In a column in the current Newsweek, Dickey gives us an update on Deliverance and applies it to America’s current predicament. Here’s a snippet:
Me, I think Lewis is Vice President Dick Cheney’s closet fantasy of himself, and as such, a sort of model for the Bush Administration as a whole. And Ed, he’s about the rest of us, just scared and trying to get by. And the river? That’s the war in Iraq.
“What the hell you want to go f— around with that river for?” one of the unfriendly locals asks Lewis early in the movie. “Because it’s there,” says Lewis. “It’s there alright. You get in and you can’t get out, you gonna wish it wasn’t.”

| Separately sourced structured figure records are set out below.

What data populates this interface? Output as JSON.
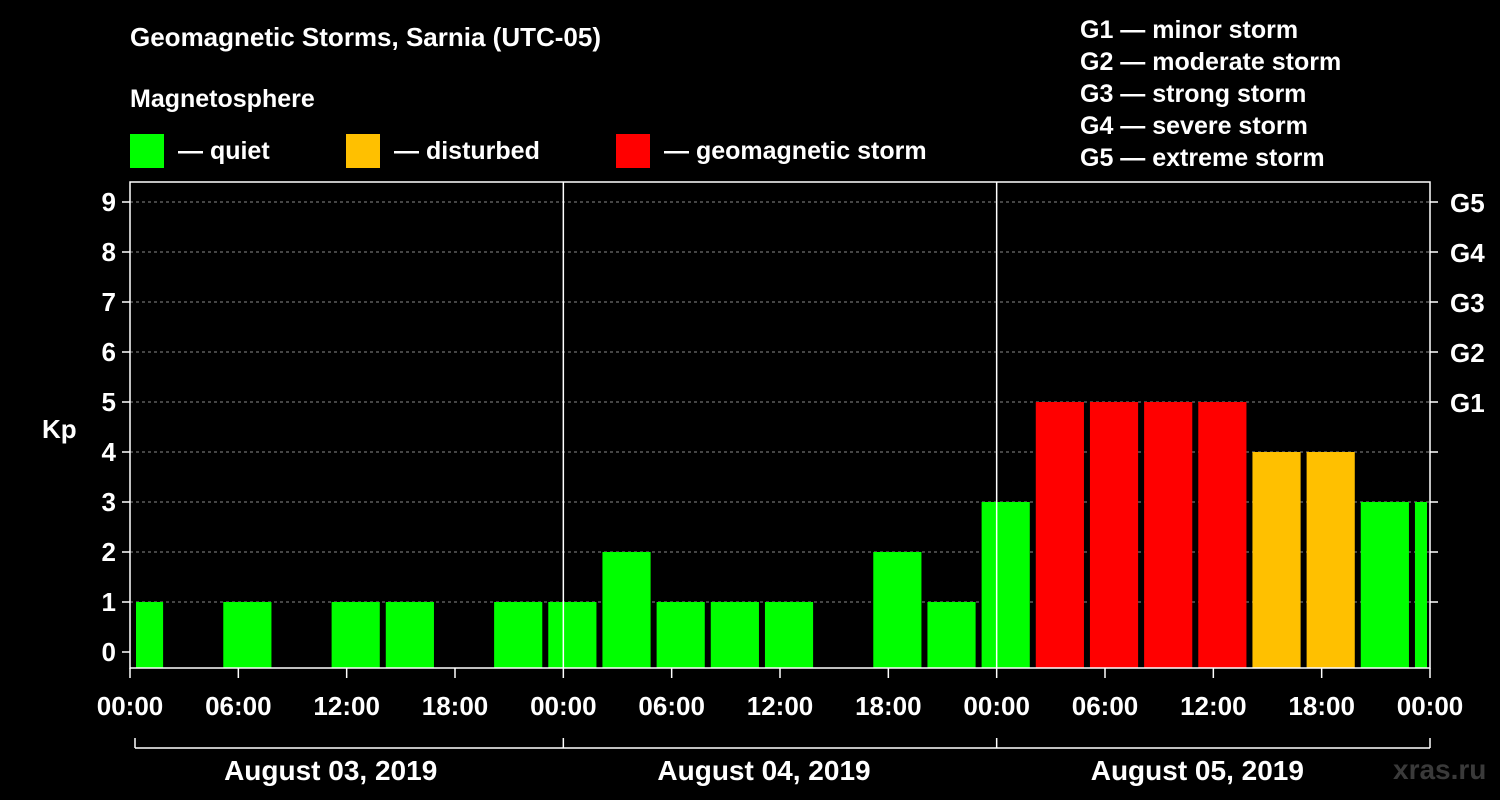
{
  "chart_data": {
    "type": "bar",
    "title": "Geomagnetic Storms, Sarnia (UTC-05)",
    "subtitle": "Magnetosphere",
    "ylabel": "Kp",
    "ylim": [
      0,
      9
    ],
    "y_ticks": [
      "0",
      "1",
      "2",
      "3",
      "4",
      "5",
      "6",
      "7",
      "8",
      "9"
    ],
    "g_scale_ticks": [
      {
        "kp": 5,
        "label": "G1"
      },
      {
        "kp": 6,
        "label": "G2"
      },
      {
        "kp": 7,
        "label": "G3"
      },
      {
        "kp": 8,
        "label": "G4"
      },
      {
        "kp": 9,
        "label": "G5"
      }
    ],
    "x_ticks": [
      "00:00",
      "06:00",
      "12:00",
      "18:00",
      "00:00",
      "06:00",
      "12:00",
      "18:00",
      "00:00",
      "06:00",
      "12:00",
      "18:00",
      "00:00"
    ],
    "days": [
      "August 03, 2019",
      "August 04, 2019",
      "August 05, 2019"
    ],
    "interval_hours": 3,
    "start_offset_hours": -1,
    "values": [
      1,
      0,
      1,
      0,
      1,
      1,
      0,
      1,
      1,
      2,
      1,
      1,
      1,
      0,
      2,
      1,
      3,
      5,
      5,
      5,
      5,
      4,
      4,
      3,
      3
    ],
    "status_legend": [
      {
        "label": "— quiet",
        "color": "#00ff00",
        "min": 0,
        "max": 3
      },
      {
        "label": "— disturbed",
        "color": "#ffc000",
        "min": 4,
        "max": 4
      },
      {
        "label": "— geomagnetic storm",
        "color": "#ff0000",
        "min": 5,
        "max": 9
      }
    ],
    "storm_scale": [
      "G1 — minor storm",
      "G2 — moderate storm",
      "G3 — strong storm",
      "G4 — severe storm",
      "G5 — extreme storm"
    ],
    "grid": "dashed horizontal"
  },
  "watermark": "xras.ru"
}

One of the most disconcerting aspects of the endless war the United States is fighting now is that it started because Iraq was there: it appeared to be a made-to-order target for an easy invasion that would have great symbolic (indeed, philosophic) significance for the thinkers around Bush. After 9/11, the capture of the terrorists who plotted the attack and the destruction of the Taliban government in Afghanistan that gave them shelter just hadn’t seemed a weighty enough challenge for these would-be supermen. “There’s a feeling we’ve got to do something that counts—and bombing caves is not something that counts,” former House Speaker Newt Gingrich, a confidante of Defense secretary Donald Rumsfeld, told NEWSWEEK in November 2001. In fact they had tasted that great forbidden fruit of war, the sense of license that it gives, and they didn’t want to give it up. In wartime they could make up their laws as they went along. On a grand scale they could reinterpret the Constitution until it became meaningless. On the ground, they would give well-connected companies fat contracts and politically compatible mercenaries like those of Blackwater a license to kill . . .
Anxious to assert their vision of American strength, and themselves as its personifications, they were looking for a fight with Saddam Hussein long before September 11. Casting themselves as implacable opponents of tyranny, the ideologues of the administration had, since the days of the Soviet Union, envied the tyrants’ ruthlessness. Quick to denounce bias when they faced opposition, they were the first to use mass deception to assure their own grip on power. And what made all this possible? They could not do any of it—they could not begin to do it—without war and its attendant mystique of survival . . .
Dickey’s relation of Deliverance to the current American dilemma is not an entertainment. It’s an admonition.